To prevent future crises, it may be preferable to strengthen the conditions required to grant public aid to ailing banks. Doing so would limit the risk of moral hazard and consequent instability.
5° Do you think the dialogue between the banking regulator and the competition authority is sufficiently effective?
A tangible dialogue exists between the competition authorities and the banking authorities.
The DG Competition and the FCA make extensive use of their soft law powers (e.g., sector inquiries, opinion mechanisms) to communicate with the banking authorities. These tools provide the latter with an understanding of the mechanisms of banking markets and possible market failures. If the enforcement of competition law is insufficient to resolve these difficulties, the competition authorities consider solutions in the field of banking regulations.
The Sector Inquiry on retail banking conducted between 2005 and 2007 by the DG Competition illustrates this process. In the Inquiry Report, the European Commission highlights various failures related to the insufficient mobility of customers and asymmetric information. The Commission considers several ways in which banking regulation could be improved to remedy these failures. Some of the solutions proposed by the DG Competition can be found in Directive 2014/92/EU.
In France, the FCA issued an opinion on March 31, 2005 regarding the conditions under which a universal banking service could be established. In this opinion, the FCA provides the legislator with a complete guide to banking regulation. It details the stages that must be followed to verify the need to set up a universal banking service and define its financing mechanisms.

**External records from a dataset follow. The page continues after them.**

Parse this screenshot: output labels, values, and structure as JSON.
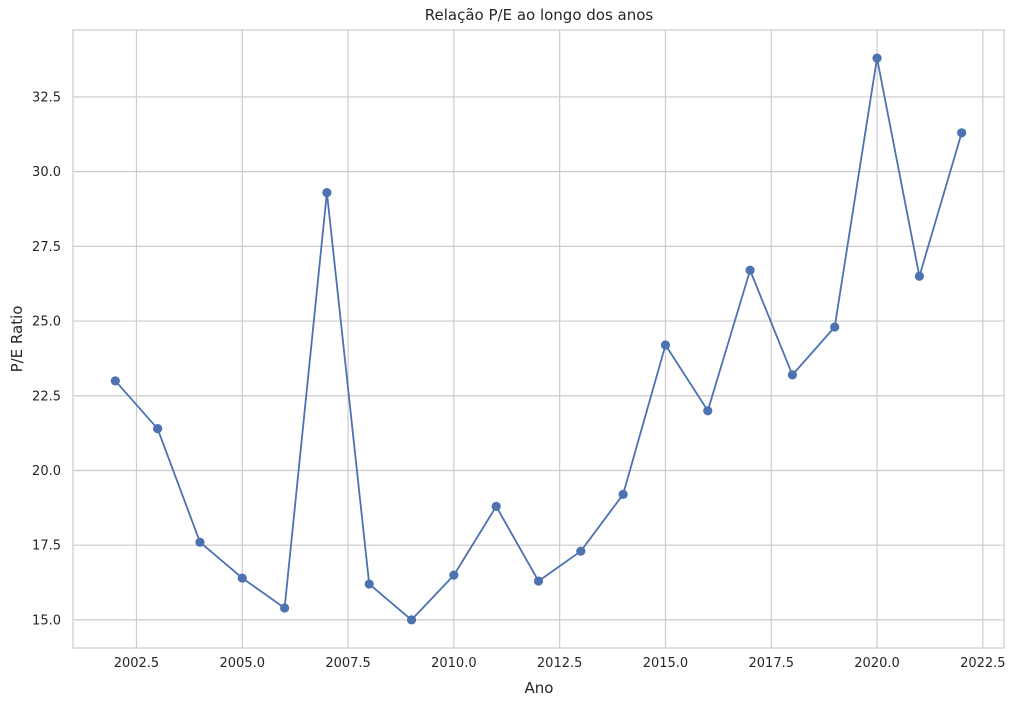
{
  "chart_data": {
    "type": "line",
    "title": "Relação P/E ao longo dos anos",
    "xlabel": "Ano",
    "ylabel": "P/E Ratio",
    "x": [
      2002,
      2003,
      2004,
      2005,
      2006,
      2007,
      2008,
      2009,
      2010,
      2011,
      2012,
      2013,
      2014,
      2015,
      2016,
      2017,
      2018,
      2019,
      2020,
      2021,
      2022
    ],
    "series": [
      {
        "values": [
          23.0,
          21.4,
          17.6,
          16.4,
          15.4,
          29.3,
          16.2,
          15.0,
          16.5,
          18.8,
          16.3,
          17.3,
          19.2,
          24.2,
          22.0,
          26.7,
          23.2,
          24.8,
          33.8,
          26.5,
          31.3
        ],
        "color": "#4c72b0",
        "marker": "circle"
      }
    ],
    "xlim": [
      2001.0,
      2023.0
    ],
    "ylim": [
      14.06,
      34.74
    ],
    "xticks": [
      2002.5,
      2005.0,
      2007.5,
      2010.0,
      2012.5,
      2015.0,
      2017.5,
      2020.0,
      2022.5
    ],
    "xtick_labels": [
      "2002.5",
      "2005.0",
      "2007.5",
      "2010.0",
      "2012.5",
      "2015.0",
      "2017.5",
      "2020.0",
      "2022.5"
    ],
    "yticks": [
      15.0,
      17.5,
      20.0,
      22.5,
      25.0,
      27.5,
      30.0,
      32.5
    ],
    "ytick_labels": [
      "15.0",
      "17.5",
      "20.0",
      "22.5",
      "25.0",
      "27.5",
      "30.0",
      "32.5"
    ],
    "grid": true,
    "grid_color": "#cccccc",
    "spine_color": "#cccccc",
    "background": "#ffffff"
  }
}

Additionally, French law offers the government and Parliament the opportunity to consult the FCA on “any question relating to competition” (article L 462-1 of the Commercial Code), in response to which the FCA can issue a non-binding opinion. However, the government and Parliament rarely make use of this procedure. For example, the FCA was not consulted when the law of July 26, 2013 was passed, introducing a price cap on basic banking services. This capping mechanism seems legitimate but risks affecting competition. It would have been appropriate to consult the FCA, which could have provided guidance to the government regarding how to resolve the potential competition issues. Government and Parliament should not hesitate to consult the Competition Authority, which can provide valuable insight.